'Songs of Lear' review or 'An inner body experience.'

Songs of Lear, Song of the Goat
Battersea Arts Centre, 19th February 2014

Imagine going to a performance of King Lear, only you are very, very sleepy. Imagine falling asleep during that production and being haunted by the fiercest moments in Lear, dreaming your way through the show in a hazy but intense confusion. That’s what ‘Songs of Lear’ feel like – and it’s utterly distinctive, inspiring and occasionally downright beautiful.

‘Songs of Lear’ is from Polish theatre company ‘Song of the Goat’ and has been going for some time, since Edinburgh 2012. Audiences and critics have been frothing at the mouth about at it – and with good reason. It’s a choral re-imagining of King Lear, rooted in Corsican chanting, which uses polyphonic singing (think pure lines of music making love with each other) to realise some of the key moments in Lear. This isn’t the full works; it’s King Lear, The Highlights, delivered directly to the centre of your body.

The piece is framed by director Grzegorz Bral, who introduces the show as an ‘exhibition’, a collection of sketches inspired by Lear rather than the complete picture. In between each choral number, Bral tells us the title of the next piece (they all have beautifully wistful names like ‘Cordelia’s lament’ or ‘Fifth Voice of Angels’) and gives us a little context. He provides the show with some structural support and also allows the audience and actors to take a breather in between these boiling blasts of emotion.

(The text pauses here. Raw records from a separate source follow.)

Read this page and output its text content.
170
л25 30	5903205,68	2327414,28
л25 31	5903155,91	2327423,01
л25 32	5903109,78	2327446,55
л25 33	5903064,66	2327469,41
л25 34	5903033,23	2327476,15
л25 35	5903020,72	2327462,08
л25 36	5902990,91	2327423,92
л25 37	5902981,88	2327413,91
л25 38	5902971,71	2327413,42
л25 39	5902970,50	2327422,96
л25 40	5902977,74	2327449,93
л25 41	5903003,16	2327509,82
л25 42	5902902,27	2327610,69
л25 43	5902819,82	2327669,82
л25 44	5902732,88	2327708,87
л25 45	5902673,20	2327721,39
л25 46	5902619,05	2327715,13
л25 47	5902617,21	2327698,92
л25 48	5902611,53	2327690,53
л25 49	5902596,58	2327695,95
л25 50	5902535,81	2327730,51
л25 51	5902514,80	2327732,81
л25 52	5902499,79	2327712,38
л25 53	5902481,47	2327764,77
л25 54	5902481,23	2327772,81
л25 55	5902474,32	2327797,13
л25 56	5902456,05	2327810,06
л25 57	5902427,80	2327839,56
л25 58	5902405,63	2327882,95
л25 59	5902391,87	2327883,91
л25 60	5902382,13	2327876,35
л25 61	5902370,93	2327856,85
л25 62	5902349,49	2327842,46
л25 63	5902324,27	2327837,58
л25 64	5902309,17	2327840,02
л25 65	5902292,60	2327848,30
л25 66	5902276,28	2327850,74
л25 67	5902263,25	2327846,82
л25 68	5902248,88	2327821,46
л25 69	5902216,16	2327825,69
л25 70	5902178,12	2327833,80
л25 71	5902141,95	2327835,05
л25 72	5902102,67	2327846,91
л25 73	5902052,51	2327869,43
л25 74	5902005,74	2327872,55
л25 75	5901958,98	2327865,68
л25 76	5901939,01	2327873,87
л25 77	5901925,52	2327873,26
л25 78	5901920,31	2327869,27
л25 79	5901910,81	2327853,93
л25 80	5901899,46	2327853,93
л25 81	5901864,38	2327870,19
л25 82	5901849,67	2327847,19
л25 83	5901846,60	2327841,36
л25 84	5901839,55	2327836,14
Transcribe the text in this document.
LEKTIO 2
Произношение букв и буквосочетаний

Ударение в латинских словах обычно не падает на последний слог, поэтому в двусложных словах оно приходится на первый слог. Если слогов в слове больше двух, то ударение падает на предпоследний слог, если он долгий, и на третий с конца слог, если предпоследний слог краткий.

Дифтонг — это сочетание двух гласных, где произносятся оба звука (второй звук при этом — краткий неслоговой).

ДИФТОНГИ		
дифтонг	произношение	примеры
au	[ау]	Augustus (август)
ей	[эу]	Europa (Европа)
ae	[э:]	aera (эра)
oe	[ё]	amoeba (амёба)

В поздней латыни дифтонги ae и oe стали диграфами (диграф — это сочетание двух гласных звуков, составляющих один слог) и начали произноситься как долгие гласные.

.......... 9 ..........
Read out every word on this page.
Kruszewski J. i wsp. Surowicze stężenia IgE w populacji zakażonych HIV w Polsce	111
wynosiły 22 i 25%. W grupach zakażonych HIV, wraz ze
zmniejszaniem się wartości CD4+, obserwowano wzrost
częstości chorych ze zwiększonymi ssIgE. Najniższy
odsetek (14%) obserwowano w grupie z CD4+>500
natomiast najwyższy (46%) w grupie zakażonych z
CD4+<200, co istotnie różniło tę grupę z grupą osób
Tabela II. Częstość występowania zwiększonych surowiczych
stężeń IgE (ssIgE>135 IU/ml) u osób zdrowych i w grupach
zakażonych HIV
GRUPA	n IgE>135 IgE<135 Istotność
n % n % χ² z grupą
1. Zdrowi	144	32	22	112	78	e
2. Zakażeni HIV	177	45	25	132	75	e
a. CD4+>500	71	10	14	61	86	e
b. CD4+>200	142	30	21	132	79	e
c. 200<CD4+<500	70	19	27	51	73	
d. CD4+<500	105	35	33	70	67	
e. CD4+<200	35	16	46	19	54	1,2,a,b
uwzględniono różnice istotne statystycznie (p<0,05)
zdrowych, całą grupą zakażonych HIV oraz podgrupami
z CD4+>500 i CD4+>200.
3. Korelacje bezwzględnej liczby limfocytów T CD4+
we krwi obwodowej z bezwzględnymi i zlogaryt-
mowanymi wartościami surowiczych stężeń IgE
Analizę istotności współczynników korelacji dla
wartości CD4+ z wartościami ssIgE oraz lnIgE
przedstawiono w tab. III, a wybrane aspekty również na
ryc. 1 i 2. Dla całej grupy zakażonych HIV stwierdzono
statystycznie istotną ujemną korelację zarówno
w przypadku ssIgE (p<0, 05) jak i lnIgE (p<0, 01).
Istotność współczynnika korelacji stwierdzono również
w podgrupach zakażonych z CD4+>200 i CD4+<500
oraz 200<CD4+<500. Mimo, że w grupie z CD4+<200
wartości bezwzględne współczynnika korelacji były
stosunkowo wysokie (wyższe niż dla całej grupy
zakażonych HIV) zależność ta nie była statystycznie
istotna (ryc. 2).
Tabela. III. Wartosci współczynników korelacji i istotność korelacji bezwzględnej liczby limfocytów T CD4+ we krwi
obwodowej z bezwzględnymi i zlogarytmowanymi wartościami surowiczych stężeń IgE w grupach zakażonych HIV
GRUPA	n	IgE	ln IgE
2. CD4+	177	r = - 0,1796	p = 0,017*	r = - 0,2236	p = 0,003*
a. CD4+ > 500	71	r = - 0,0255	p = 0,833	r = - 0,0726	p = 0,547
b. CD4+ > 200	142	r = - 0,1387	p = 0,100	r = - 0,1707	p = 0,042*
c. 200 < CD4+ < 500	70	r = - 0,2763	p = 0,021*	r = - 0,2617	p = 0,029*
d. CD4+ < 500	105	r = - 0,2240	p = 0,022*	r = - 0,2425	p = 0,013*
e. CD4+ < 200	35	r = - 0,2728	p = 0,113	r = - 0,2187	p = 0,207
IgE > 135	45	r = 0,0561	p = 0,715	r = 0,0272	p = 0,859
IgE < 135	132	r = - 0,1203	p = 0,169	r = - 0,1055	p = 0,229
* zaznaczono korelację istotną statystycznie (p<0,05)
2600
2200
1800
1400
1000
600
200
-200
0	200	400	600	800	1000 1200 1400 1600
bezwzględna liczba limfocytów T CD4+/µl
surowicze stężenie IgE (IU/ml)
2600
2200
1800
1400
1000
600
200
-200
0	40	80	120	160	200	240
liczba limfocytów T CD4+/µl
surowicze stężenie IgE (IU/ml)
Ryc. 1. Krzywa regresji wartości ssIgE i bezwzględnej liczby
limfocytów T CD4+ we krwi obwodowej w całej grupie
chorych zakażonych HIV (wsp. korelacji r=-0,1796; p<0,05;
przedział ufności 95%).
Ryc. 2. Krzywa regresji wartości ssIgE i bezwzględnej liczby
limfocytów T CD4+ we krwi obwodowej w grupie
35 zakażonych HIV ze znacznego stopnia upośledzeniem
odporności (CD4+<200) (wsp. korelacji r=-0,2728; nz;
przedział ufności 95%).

The ten-strong cast stand about in a half circle, dressed in black and a chair in front of each of them. Maciejy Rychly – who wrote the music along with Corsican composer Jean-Claude Acquaviv – stands by the side and plays a range of folk instruments, one that sounds like a cross between a piano and an accordion, the other that sounds like a gentle bagpipe (a seirszenki). Bral directs each piece from the side of the stage, trembling and jittering about with every soaring harmony or clashing, brutal climax.

There’s a gentle opening piece, which allows us to adjust to this unusual style of singing. The actors gentle pile their harmonies on top of and through each other, gradually building up a stunning lattice of sound. It sounds like an awakening and, without much to anchor us at this point (the associations with Lear are very loose at this opening stage) this early song is a bit like nature awakening. It feels like walking through the forest and everything instantaneously coming into bloom, privately and coyly – for your eyes only. As those gentle, pure notes build and merge, it feels the sun rising or the ocean rippling. This is the beginning of an exceptionally generous show, which might be loosely tethered to Lear, but is also open and robust enough to allow the audience’s thoughts to wander and deeply personal but meaningful connections to be forged.

That opening segment feels a little like being brainwashed and, for the rest of the show, one isn’t really inside the Battersea Arts Centre. You’re outside and beyond, your thoughts being quietly massaged or violently jolted about by the actors’ forceful, soulful performances. Interestingly, my sight went completely squiffy throughout this show. ‘Songs of Lear’ is a sensory performance but it’s not a particularly visual one. Often, I found myself closing my eyes, and at other times I found my periphery vision blurring and my gaze focusing, instinctively and stubbornly, on the central performer.

That singularity of focus is one of the awesome strengths of this production and it applies to the content, the performers and the audience’s reaction. The show is pinned together by a collection of ever decreasing circles. So, the actors are acutely focused on, almost physically attached to director Bral. When he conducts, as he frequently does, it’s as if the actor’s bodies are connected to Bral’s fingertips. But this focus doesn’t just exist within the company, it’s also directed at the text and helps to highlight the key emotions, characters and transitions in Shakespeare’s play. The actors pour their concentration into whatever might take on central importance at each moment. When an actor takes centre stage – be that Cordelia singing a lament, Lear roaring out his rage or the Fool babbling madly – all the actors and all their eyes hone in on this one key figure. As the peripheral figures sing, all staring intently at the central figure, it’s as if every note is being fed through and then translated by the actor centre stage; as if all Shakespeare’s subtext, walk-on roles or wider themes are being used to pack out this character, paint in the tiny nuances, and help the audience understand this character, this moment, in all its minute complexities. So there might be only small segments of Shakespeare in this show but they’re stuffed full with meaning and context.

Finally, there is the cool focus of that polyphonic singing, which feels like music with all the pointless stuff – the embellishments, the trills, the fancy changes in tempo – stripped away. This is absolutely essential singing and I’m not sure I’ve ever heard a more essential singer than Monika Dryl, who helps bring Cordelia to life, then death. Dryl’s is one of the purest voices I’ve heard; deep and clean and totally truthful. When she sings Cordelia’s lament, it’s as if every note has been hauled up from the very depths of her body and filtered through her heart. And that’s the best way I can think to describe ‘Songs of Lear’; Shakespeare pulled up through the body and sung straight from the heart.